“Well,” said I apathetically, “of course you know best. If this roofless hovel is enough for you, well and good. But when a few hundred yards away a whole city awaits your inspection, I should have thought——”
“What!” they all bawled, leaping up. “Where? Which?” and they stared round them as if they expected to see it perched on the adjoining precipices.
“Anywhere but where you’re looking,” I returned dryly. “There, if you’re so anxious to know,” and I pointed into the depths of the glacier.
“But how——” began Gerry.
“By the front door,” said I, interrupting. “There’s a passage right into the heart of it, and here have you all been idling about this one outlying bothie, while Parsons and I with some show of energy have been finding out——” It was no use continuing, for they had all forsaken me and raced down the slope toward the baggage, bawling aloud to Parsons for the candles. I followed at a more leisurely pace, and before I had time to overtake them, they had disappeared into the cavern with the only two lights. As I did not feel inclined to follow in the dark, I sat myself down to inspect the meat pie, and await their return.

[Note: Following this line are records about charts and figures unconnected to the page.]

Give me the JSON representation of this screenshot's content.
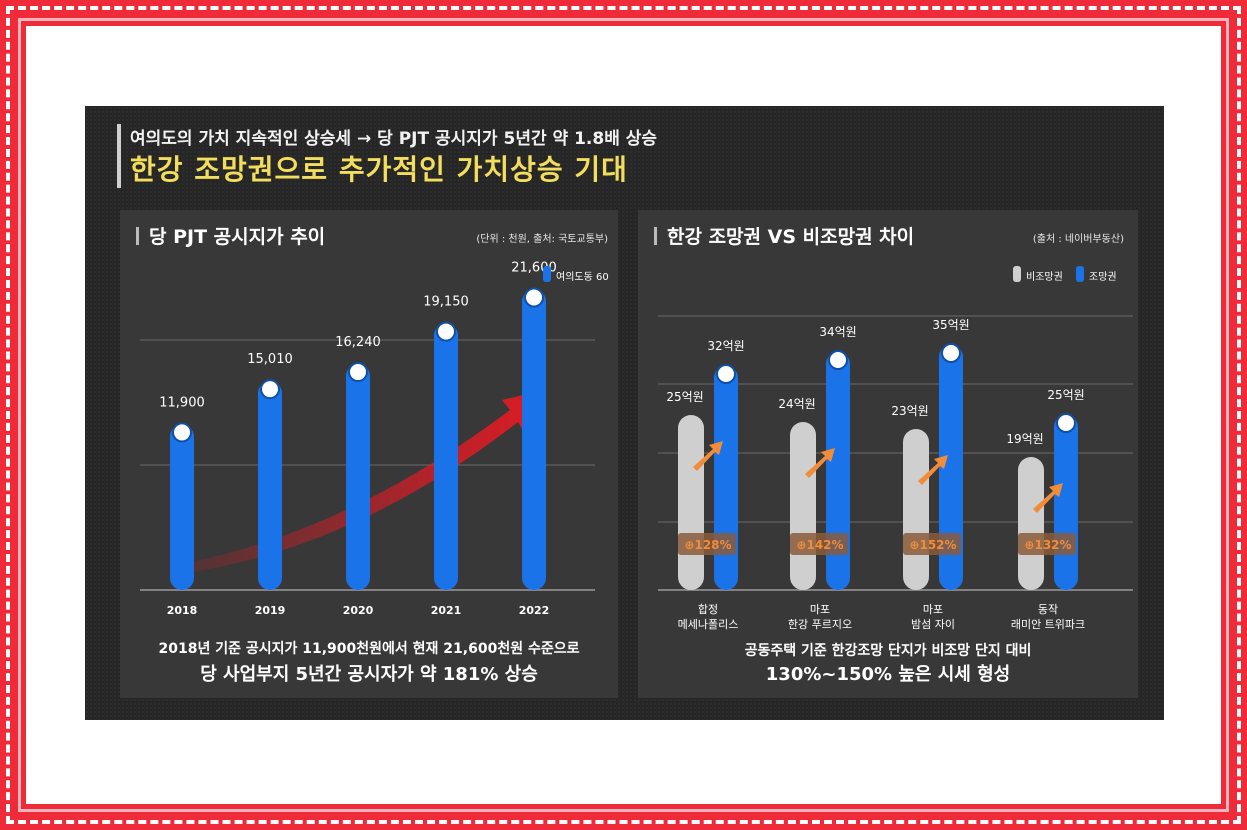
{
  "header": {
    "subtitle": "여의도의 가치 지속적인 상승세 → 당 PJT 공시지가 5년간 약 1.8배 상승",
    "title": "한강 조망권으로 추가적인 가치상승 기대"
  },
  "left_panel": {
    "title": "당 PJT 공시지가 추이",
    "note": "(단위 : 천원, 출처: 국토교통부)",
    "caption_line1": "2018년 기준 공시지가 11,900천원에서 현재 21,600천원 수준으로",
    "caption_line2": "당 사업부지 5년간 공시자가 약 181% 상승"
  },
  "right_panel": {
    "title": "한강 조망권 VS 비조망권 차이",
    "note": "(출처 : 네이버부동산)",
    "caption_line1": "공동주택 기준 한강조망 단지가 비조망 단지 대비",
    "caption_line2": "130%~150% 높은 시세 형성"
  },
  "colors": {
    "blue": "#1a73e8",
    "gray": "#cfcfcf",
    "red": "#e01b24",
    "orange": "#f08c3a",
    "title_yellow": "#f3dd5c"
  },
  "chart_data": [
    {
      "type": "bar",
      "categories": [
        "2018",
        "2019",
        "2020",
        "2021",
        "2022"
      ],
      "series": [
        {
          "name": "여의도동 60",
          "values": [
            11900,
            15010,
            16240,
            19150,
            21600
          ]
        }
      ],
      "value_labels": [
        "11,900",
        "15,010",
        "16,240",
        "19,150",
        "21,600"
      ],
      "ylim": [
        0,
        23000
      ],
      "legend": "top-right",
      "grid": true,
      "annotation": "trend-arrow"
    },
    {
      "type": "bar",
      "categories": [
        {
          "line1": "합정",
          "line2": "메세나폴리스"
        },
        {
          "line1": "마포",
          "line2": "한강 푸르지오"
        },
        {
          "line1": "마포",
          "line2": "밤섬 자이"
        },
        {
          "line1": "동작",
          "line2": "래미안 트위파크"
        }
      ],
      "series": [
        {
          "name": "비조망권",
          "values": [
            25,
            24,
            23,
            19
          ],
          "labels": [
            "25억원",
            "24억원",
            "23억원",
            "19억원"
          ]
        },
        {
          "name": "조망권",
          "values": [
            32,
            34,
            35,
            25
          ],
          "labels": [
            "32억원",
            "34억원",
            "35억원",
            "25억원"
          ]
        }
      ],
      "ratios": [
        "128%",
        "142%",
        "152%",
        "132%"
      ],
      "ylim": [
        0,
        40
      ],
      "legend": "top-right",
      "grid": true
    }
  ]
}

They came staggering out in about half-an-hour, bearing something between the three of them. What sense of decency or of the fitness of things they possessed I don’t know, but it was the mummy they’d got, arranged on a sort of hammock of their coats, which they carried by the sleeves. The unfortunate corpse rolled and crumbled hideously as it came thus immodestly out into the sunlight after its centuries of seclusion. I could not restrain my indignation. Even Parsons was moved.
“It ain’t ’ardly decent,” he observed, looking across at me.

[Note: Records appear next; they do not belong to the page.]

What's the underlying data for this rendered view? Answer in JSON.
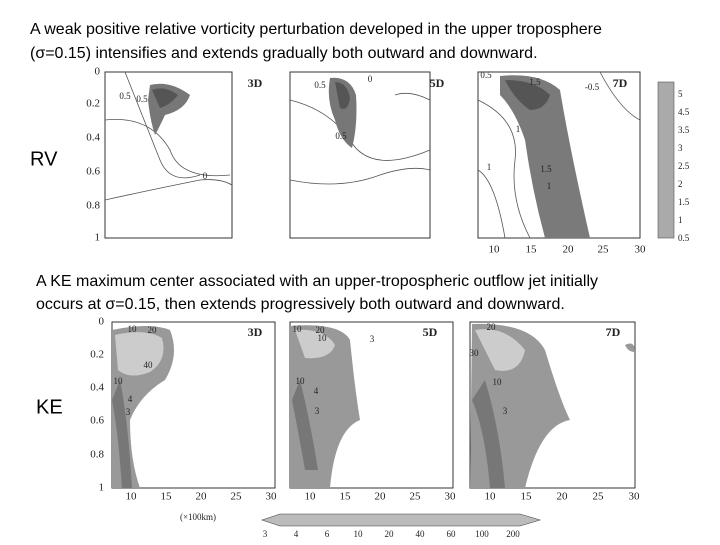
{
  "rv_section": {
    "caption_lines": [
      "A weak positive relative vorticity perturbation developed in the upper troposphere",
      "(σ=0.15) intensifies and extends gradually both outward and downward."
    ],
    "label": "RV",
    "panel_titles": [
      "3D",
      "5D",
      "7D"
    ],
    "yticks": [
      "0",
      "0.2",
      "0.4",
      "0.6",
      "0.8",
      "1"
    ],
    "xticks": [
      "10",
      "15",
      "20",
      "25",
      "30"
    ],
    "colorbar_labels": [
      "5",
      "4.5",
      "3.5",
      "3",
      "2.5",
      "2",
      "1.5",
      "1",
      "0.5"
    ],
    "contour_labels": [
      "0.5",
      "0.5",
      "0",
      "0",
      "0.5",
      "0.5",
      "0.5",
      "1.5",
      "-0.5",
      "1",
      "1",
      "1.5",
      "1"
    ]
  },
  "ke_section": {
    "caption_lines": [
      "A KE maximum center associated with an upper-tropospheric outflow jet initially",
      "occurs at σ=0.15, then extends progressively both outward and downward."
    ],
    "label": "KE",
    "panel_titles": [
      "3D",
      "5D",
      "7D"
    ],
    "yticks": [
      "0",
      "0.2",
      "0.4",
      "0.6",
      "0.8",
      "1"
    ],
    "xticks": [
      "10",
      "15",
      "20",
      "25",
      "30"
    ],
    "x_unit": "(×100km)",
    "colorbar_labels": [
      "3",
      "4",
      "6",
      "10",
      "20",
      "40",
      "60",
      "100",
      "200"
    ],
    "contour_labels": [
      "10",
      "20",
      "40",
      "10",
      "4",
      "3",
      "10",
      "20",
      "10",
      "3",
      "10",
      "4",
      "3",
      "20",
      "30",
      "10",
      "3"
    ]
  }
}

“I think you’re the most disreputable scoundrels I ever came across,” said I warmly, advancing upon the party. “You’re worse than Burke or Hare. Why couldn’t you let the wretched carcass sleep in peace?”
“Humbug!” quoth Gerry discourteously. “D’you think we’re going to let the only Mayan extant rot away in the bowels of a glacier for want of a little embalming? The Professor’s going to stuff it.”
“Oh, he is, is he?” said I, and smiled into my mustache. I had a good idea of what would occur when this worn carrion had been out in the sunlight for an hour or two. “I wish him joy,” I added politely.